Edit;, actually, now that I think about it, people who create planted tanks only usually call those terrariums as well. It doesn't really matter, I suppose. Read around and check out some for sure examples and sooner or later telling what from what becomes a little more intuitive.

----------


## brianclaw

I agree with the explanations in TRanger's post.

----------


## Justikanz

Agree with TRanger, that's why I consider itssg's and pic3 are terrariums. As vivariums cover terrariums (i.e.terrariums are a subset), I consider pic 1 as vivarium as they fall outside terrariums... Controvesy is pic2...

Btw, pic 4 is NOT a half filled tank waiting for top up... The wood is purposely left protruding out of the water. There could be more protruding wood but as it is a temp set up for 1 month only... No choice... But paludariums look something like that... Think Vinz's set up more accurate. Check the link.

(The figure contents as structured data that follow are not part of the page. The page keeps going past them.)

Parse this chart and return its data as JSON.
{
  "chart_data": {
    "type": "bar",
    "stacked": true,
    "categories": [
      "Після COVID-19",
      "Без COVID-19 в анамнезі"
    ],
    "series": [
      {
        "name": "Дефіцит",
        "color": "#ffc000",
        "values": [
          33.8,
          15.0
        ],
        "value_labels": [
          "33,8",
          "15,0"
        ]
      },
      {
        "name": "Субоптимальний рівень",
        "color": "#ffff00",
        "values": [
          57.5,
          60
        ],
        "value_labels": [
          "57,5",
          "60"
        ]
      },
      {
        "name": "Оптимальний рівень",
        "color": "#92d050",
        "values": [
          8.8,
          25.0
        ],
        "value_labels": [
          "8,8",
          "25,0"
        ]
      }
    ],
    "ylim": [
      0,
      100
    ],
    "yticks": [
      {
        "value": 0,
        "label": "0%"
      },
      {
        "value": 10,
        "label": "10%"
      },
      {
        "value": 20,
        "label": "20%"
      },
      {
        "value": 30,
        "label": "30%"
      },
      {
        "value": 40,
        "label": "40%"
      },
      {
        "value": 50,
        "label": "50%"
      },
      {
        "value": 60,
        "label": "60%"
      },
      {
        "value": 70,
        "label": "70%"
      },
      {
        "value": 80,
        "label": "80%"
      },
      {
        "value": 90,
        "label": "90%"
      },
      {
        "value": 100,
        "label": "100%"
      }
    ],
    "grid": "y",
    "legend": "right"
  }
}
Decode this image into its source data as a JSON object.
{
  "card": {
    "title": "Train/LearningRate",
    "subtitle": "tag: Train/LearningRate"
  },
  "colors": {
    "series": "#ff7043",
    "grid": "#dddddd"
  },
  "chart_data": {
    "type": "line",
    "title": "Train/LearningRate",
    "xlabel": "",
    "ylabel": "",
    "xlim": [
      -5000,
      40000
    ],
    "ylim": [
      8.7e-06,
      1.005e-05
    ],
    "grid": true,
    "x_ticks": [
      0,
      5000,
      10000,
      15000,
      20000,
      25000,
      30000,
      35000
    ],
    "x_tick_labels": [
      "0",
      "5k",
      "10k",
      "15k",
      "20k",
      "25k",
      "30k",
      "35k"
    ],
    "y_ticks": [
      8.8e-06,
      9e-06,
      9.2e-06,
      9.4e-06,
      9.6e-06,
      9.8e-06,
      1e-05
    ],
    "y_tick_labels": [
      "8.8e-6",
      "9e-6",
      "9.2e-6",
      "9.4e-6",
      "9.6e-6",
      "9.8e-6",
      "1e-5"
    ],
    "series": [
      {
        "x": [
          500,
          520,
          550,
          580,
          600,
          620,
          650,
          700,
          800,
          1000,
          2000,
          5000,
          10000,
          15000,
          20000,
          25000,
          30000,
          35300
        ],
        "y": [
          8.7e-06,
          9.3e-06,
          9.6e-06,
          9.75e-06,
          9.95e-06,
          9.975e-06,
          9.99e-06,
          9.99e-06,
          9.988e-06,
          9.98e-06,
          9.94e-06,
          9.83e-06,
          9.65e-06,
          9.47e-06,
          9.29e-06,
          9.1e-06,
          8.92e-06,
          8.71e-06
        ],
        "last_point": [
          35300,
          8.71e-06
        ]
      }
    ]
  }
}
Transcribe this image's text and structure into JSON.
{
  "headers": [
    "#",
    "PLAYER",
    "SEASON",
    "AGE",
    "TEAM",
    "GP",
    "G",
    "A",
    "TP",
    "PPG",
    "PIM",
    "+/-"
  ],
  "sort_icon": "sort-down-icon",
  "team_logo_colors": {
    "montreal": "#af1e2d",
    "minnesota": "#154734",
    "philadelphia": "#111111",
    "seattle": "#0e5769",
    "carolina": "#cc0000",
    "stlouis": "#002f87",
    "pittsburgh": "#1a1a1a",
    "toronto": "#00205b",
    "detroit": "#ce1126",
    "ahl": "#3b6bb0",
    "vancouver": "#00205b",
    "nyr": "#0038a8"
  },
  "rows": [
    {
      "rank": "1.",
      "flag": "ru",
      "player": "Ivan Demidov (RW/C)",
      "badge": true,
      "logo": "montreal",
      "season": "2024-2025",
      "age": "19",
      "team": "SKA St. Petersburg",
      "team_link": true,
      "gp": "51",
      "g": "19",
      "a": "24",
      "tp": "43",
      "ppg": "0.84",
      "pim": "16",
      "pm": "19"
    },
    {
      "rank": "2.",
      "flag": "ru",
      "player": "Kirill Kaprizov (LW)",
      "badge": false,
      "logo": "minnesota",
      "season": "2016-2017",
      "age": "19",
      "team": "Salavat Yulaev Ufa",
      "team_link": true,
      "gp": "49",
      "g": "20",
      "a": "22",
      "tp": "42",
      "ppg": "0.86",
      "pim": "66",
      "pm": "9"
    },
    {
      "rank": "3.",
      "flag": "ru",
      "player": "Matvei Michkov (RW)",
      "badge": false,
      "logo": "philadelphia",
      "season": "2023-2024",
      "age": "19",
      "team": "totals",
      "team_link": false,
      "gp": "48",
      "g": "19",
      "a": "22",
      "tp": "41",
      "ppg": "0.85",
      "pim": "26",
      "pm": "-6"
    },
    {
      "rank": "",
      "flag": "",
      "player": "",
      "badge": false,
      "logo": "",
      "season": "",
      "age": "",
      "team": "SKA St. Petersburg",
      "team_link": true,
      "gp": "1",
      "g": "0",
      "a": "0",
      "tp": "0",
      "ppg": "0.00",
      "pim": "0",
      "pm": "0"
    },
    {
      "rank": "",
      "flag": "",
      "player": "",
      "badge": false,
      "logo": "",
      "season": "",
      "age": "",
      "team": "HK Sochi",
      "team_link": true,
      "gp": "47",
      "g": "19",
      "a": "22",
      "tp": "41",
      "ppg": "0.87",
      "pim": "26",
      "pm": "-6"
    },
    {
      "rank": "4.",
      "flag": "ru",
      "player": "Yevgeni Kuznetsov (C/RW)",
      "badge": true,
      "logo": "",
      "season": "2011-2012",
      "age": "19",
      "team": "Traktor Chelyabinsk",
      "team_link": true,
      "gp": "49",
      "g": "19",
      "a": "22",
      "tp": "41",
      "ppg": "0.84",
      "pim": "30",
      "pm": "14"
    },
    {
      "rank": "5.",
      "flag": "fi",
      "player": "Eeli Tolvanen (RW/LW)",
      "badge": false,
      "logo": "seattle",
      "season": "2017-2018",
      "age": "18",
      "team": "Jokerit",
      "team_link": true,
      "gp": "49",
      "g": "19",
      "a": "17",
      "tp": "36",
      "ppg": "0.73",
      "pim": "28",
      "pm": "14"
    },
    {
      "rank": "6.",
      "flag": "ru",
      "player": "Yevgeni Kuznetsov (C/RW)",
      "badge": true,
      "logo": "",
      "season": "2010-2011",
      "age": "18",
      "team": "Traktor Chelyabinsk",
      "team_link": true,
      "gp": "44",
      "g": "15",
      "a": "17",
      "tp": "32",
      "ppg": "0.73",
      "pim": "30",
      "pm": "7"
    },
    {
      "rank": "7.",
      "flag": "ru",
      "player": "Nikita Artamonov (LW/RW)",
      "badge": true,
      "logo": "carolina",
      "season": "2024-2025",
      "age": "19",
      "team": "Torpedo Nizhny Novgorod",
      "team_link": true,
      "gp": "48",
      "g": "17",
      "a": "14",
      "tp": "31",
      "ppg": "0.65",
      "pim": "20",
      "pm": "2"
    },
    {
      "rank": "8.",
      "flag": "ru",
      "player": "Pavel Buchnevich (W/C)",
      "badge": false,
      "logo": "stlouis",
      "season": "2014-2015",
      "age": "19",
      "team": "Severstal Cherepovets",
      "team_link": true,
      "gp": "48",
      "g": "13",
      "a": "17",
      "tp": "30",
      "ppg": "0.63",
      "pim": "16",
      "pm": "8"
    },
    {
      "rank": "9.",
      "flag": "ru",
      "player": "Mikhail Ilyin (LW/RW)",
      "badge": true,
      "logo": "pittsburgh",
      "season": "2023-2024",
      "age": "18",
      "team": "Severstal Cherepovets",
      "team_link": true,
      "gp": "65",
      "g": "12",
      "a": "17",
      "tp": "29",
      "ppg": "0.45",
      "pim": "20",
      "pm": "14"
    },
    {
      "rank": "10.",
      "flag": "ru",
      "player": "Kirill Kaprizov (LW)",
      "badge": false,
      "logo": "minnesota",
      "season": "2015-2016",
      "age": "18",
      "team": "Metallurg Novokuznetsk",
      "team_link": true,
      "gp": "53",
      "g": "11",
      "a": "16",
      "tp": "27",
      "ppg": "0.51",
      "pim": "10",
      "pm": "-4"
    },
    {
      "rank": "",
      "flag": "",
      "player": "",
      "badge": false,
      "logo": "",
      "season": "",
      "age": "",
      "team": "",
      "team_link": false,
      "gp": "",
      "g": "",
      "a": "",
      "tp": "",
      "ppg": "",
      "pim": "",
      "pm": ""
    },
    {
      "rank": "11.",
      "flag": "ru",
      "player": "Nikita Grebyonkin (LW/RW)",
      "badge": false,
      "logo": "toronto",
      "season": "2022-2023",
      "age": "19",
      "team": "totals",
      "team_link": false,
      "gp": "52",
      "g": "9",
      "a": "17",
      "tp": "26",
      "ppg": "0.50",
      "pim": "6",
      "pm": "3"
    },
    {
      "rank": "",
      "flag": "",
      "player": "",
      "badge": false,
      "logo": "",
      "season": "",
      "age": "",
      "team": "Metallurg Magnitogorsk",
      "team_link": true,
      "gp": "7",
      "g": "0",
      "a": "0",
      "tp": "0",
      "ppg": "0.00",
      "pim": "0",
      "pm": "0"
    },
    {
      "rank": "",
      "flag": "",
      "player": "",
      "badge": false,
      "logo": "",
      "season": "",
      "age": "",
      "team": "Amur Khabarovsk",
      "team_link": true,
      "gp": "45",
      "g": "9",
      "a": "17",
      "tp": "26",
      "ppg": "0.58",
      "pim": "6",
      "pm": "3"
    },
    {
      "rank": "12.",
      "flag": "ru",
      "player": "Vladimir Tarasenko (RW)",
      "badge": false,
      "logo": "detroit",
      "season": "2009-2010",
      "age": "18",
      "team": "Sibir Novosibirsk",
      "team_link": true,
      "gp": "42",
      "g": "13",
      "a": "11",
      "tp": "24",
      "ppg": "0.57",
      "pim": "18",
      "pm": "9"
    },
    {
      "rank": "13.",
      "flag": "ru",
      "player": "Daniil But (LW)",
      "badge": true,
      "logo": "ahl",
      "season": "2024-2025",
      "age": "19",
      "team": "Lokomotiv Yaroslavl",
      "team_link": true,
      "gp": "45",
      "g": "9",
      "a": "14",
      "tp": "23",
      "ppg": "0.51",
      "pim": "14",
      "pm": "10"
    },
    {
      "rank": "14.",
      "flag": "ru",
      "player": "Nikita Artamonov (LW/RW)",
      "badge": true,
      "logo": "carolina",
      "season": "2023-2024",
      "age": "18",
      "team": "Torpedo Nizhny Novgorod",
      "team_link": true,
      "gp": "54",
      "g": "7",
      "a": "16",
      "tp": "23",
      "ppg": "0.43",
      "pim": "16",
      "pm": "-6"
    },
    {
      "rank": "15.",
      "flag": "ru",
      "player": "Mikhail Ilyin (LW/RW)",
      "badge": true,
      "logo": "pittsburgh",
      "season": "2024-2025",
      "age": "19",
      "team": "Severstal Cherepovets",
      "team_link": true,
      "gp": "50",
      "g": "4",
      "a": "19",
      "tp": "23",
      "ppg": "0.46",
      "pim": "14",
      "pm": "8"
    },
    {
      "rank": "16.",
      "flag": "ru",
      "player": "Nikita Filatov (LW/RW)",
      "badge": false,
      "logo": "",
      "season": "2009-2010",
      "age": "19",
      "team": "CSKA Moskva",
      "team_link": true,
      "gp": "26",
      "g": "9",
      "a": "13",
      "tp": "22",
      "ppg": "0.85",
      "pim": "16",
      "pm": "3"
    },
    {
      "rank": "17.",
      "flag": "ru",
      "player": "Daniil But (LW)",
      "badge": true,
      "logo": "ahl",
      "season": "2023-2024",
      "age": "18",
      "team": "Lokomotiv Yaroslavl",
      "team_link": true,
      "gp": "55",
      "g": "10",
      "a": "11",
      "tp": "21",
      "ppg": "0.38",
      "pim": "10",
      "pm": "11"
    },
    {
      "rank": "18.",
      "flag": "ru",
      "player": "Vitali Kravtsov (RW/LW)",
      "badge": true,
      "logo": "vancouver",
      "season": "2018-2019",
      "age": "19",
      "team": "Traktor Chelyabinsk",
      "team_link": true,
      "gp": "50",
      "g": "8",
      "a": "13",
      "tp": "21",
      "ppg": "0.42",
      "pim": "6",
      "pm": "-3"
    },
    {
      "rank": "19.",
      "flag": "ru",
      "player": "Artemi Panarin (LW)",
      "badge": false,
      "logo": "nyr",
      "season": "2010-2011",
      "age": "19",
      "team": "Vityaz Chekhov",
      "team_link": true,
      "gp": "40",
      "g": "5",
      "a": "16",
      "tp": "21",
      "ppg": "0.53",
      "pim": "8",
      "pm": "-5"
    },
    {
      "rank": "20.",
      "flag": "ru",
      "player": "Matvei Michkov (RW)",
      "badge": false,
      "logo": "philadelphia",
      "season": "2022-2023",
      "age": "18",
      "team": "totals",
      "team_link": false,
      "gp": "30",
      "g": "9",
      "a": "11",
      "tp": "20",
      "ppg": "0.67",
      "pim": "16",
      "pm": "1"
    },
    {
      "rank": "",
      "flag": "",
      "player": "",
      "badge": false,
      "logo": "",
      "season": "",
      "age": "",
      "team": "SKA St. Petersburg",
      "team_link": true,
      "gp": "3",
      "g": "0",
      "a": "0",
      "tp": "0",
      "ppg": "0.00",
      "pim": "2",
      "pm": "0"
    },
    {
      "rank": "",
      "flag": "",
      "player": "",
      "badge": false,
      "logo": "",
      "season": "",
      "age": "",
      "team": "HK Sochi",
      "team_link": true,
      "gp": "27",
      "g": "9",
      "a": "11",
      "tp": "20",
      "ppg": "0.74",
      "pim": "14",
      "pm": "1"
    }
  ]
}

Ok... Anyway, no point arguing... As long as the animals are happy... That's most important...

Cheers!  :Smile:

----------


## brianclaw

> Ok... Anyway, no point arguing... As long as the animals are happy... That's most important...
> 
> Cheers!


Looks like we've come to an agreement!!  :Grin:

----------


## StanChung

i think it's always good to discuss...a true forum thrives on input from everybody newbie or expert.  :Smile:  

i think it's clear to me now...aq is indeed a great forum...  :Smile:

----------